Background Cell adhesion molecules (CAMs) are membrane-bound proteins that mediate cell-cell interactions through trans-cellular protein complexes. In the context of the neuronal synapse, studies of CAMs have revealed their roles from neuronal recognition and neuronal wiring to synaptic plasticity. CAMs form macromolecular complexes via cis- and trans-interactions; however, identifying the specific proteins in these assemblies is challenging. Their interactions are dynamic and transient, making them difficult to capture, and their hydrophobic transmembrane domains complicate extraction from biological samples. New method Here, we present a protocol to pulldown interacting partners of a Teneurin-3-GFP bait protein, as a representative CAM, from minimal mouse brain lysate. Comparison with existing methods Affinity purification of a bait protein from a biological sample, followed by mass spectrometry to identify captured prey proteins is a widely used, unbiased approach, though it usually requires large amounts of material. We show that our refined approach detects known Teneurin interactants while substantially reducing the animal tissue required. We further compared detergents used for lysate preparation and found that the total of CAM species enriched in Teneurin-3 samples relative to control varied considerably. Finally, we evaluated different normalization workflows to aid dataset interpretation. Conclusion This protocol provides an accessible approach for studying CAM interactions with limited animal tissue, enabling refined insights into the complex protein networks underlying synaptic connectivity.

There are 100 billion neurons in the brain, and each of them forms thousands of connections with other neurons. Despite this immense complexity, neural connections are established in a highly specific manner to build functional circuits. The molecular mechanisms underlying synapse formation are therefore intricate and finely tuned. Key players in this process are cell adhesion molecules (CAMs), which assemble into trans-synaptic complexes across the synaptic cleft to link two neurons. Understanding the molecular features that determine their compatibility is crucial for elucidating neuronal recognition before synapse formation.

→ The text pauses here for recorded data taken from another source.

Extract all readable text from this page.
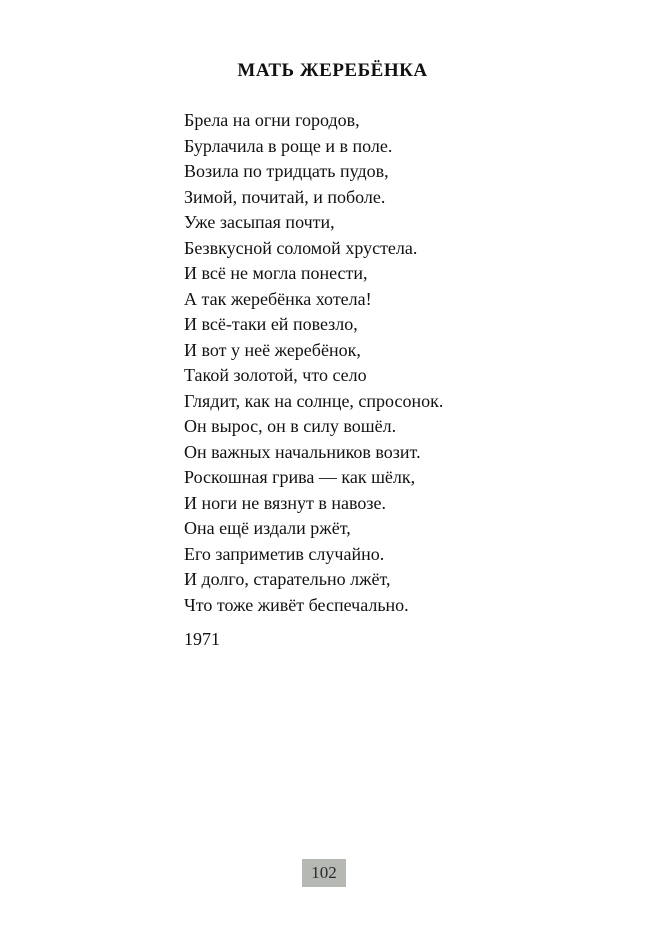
МАТЬ ЖЕРЕБЁНКА
Брела на огни городов,
Бурлачила в роще и в поле.
Возила по тридцать пудов,
Зимой, почитай, и поболе.
Уже засыпая почти,
Безвкусной соломой хрустела.
И всё не могла понести,
А так жеребёнка хотела!
И всё-таки ей повезло,
И вот у неё жеребёнок,
Такой золотой, что село
Глядит, как на солнце, спросонок.
Он вырос, он в силу вошёл.
Он важных начальников возит.
Роскошная грива — как шёлк,
И ноги не вязнут в навозе.
Она ещё издали ржёт,
Его заприметив случайно.
И долго, старательно лжёт,
Что тоже живёт беспечально.
1971
102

In the first chapter, I provide a more detailed introduction to the importance of specificity in neural connectivity and discuss the role of CAMs in this process. I then explore two protein-modifying mechanisms that expand the diversity beyond the genetic code: glycosylation and alternative splicing. Examples of how these mechanisms regulate CAM function at the synapse are presented. Finally, I introduce Teneurins, a family of synaptic CAMs, and discuss their roles in organizing brain circuits across different animal models.

In the second chapter, I describe a pulldown protocol specifically optimized for CAMs to establish their interactome from mouse brain tissue. This protocol significantly reduces the amount of animal material required. Representative data are presented using Teneurin-3 as bait, providing an overview of its interactome. I also examine the effects of testing different detergents during brain lysate preparation and of applying different normalization strategies to the resulting mass spectrometry data - two methodological aspects rarely discussed in similar studies. An extensive, user-friendly protocol for brain lysate preparation, pulldown, and data analysis is provided in the supplementary methods.

In the third chapter, I investigate how alternative splicing of Teneurin-3 influences its interactions with other CAMs. I first present results from mouse brain pulldowns (as detailed in Chapter 2) using the four splice variants of Teneurin-3 as bait. Next, I apply the AlphaFold Multimer pipeline to predict the likelihood of interactions between these variants and potential binding partners. Finally, I experimentally test the predicted interactions using a cell-clustering assay, which specifically measures the ability of two proteins to form trans-synaptic complexes. These results reveal an alternative-splicing dependent mechanism regulating Teneurin-3 interactions.

In the fourth chapter, I systematically characterize the effects of Teneurin-3 N-glycosylation on its expression and stability. To this end, I generated a glycomutant library of Teneurin-3 extracellular domain constructs, each carrying a mutation at a distinct N-glycosylation site that prevents glycan attachment. These data are compared to mass spectrometry-based characterization of the Teneurin-3 glycosylation profile, which identifies the types of glycan chains present at individual sites. Beyond providing structural insights, the establishment of this library offers a strong foundation for future research.

In the fifth chapter, I address the unusual N-glycosylation profiles typically observed for brain proteins as an emerging issue in understanding the molecular basis of synapse formation. Drawing on recently published data, I propose that this atypical glycosylation profile may shift following synaptic activation, acting as a molecular mechanism that helps stabilize functional synapses, including through effects on CAMs.